Por último, el punto más controvertido de ambos ensayos está en la declaración según la cual la sedación terminal (lo pongo de este modo algo brutal para no perderme en eufemismos) es algo permisible y hasta recomendable, mientras que la eutanasia es un acto homicida. En entradas precedentes he tratado esta cuestión bastante espinosa y sigo sosteniendo mi posición inicial. Diga lo que se diga, para mí la sedación terminal es una manera “light” de practicar la eutanasia: casi todos aquellos opositores a la muerte voluntaria terminan recurriendo a la “eutanasia soft” que es, al fin y al cabo, la sedación final. Sé que debería matizar mi posición porque “no es tan así la cosa”, pero lo dejo tal cual por motivos de espacio.

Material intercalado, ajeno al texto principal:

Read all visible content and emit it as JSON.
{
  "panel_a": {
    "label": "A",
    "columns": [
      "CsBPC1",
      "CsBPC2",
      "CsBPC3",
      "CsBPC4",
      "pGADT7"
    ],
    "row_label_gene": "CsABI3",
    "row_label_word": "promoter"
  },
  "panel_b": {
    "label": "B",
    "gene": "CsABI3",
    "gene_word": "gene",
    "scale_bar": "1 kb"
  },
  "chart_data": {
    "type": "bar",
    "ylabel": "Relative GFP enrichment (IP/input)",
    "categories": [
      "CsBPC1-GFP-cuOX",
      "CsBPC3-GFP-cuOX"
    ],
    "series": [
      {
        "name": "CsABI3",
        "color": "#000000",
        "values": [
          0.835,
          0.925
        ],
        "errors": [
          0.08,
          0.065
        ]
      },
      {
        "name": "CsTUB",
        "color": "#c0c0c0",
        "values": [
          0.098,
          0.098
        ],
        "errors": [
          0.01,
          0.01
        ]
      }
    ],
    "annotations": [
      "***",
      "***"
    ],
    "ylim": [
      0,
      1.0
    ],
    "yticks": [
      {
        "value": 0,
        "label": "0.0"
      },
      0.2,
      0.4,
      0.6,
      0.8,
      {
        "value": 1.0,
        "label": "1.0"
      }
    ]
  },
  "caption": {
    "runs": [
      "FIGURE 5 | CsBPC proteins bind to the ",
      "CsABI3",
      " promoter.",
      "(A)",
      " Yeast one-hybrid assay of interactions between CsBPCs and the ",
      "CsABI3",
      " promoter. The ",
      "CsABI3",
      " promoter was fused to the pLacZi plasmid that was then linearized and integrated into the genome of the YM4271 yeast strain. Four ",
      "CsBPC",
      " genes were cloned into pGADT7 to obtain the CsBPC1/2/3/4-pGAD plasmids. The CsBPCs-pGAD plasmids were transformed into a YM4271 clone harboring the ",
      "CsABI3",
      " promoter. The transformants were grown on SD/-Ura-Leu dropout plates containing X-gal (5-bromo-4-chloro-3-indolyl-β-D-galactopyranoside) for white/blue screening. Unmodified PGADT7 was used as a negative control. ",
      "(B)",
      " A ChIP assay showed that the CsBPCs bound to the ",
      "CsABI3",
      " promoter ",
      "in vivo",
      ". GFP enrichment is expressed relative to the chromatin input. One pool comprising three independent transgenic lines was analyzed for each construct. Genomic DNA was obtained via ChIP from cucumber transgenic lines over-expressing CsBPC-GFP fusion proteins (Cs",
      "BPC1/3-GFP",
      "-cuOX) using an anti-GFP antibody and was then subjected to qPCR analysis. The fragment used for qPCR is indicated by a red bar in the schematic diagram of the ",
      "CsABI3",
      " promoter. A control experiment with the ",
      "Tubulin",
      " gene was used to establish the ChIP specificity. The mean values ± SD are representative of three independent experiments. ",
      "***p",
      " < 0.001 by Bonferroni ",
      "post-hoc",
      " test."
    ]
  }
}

Quisiera concluir con la siguiente reflexión general. El libro editado por T. Devos es una colección de artículos muy personales, con historias de vida dignas de nuestra atención y nuestra consideración. Vale la pena leerlo, aunque no todos los capítulos estén bien escritos y abunden las repeticiones. Estrictamente hablando, no es un libro filosófico: los argumentos contra la eutanasia han cedido su lugar a las experiencias personales, íntimas. Los autores no buscan la polémica; más bien, se proponen inspirar al lector, mostrarles que la entrega y la dedicación pueden operar milagros en el paciente terminal o que, cuanto menos, son una alternativa a la muerte voluntaria.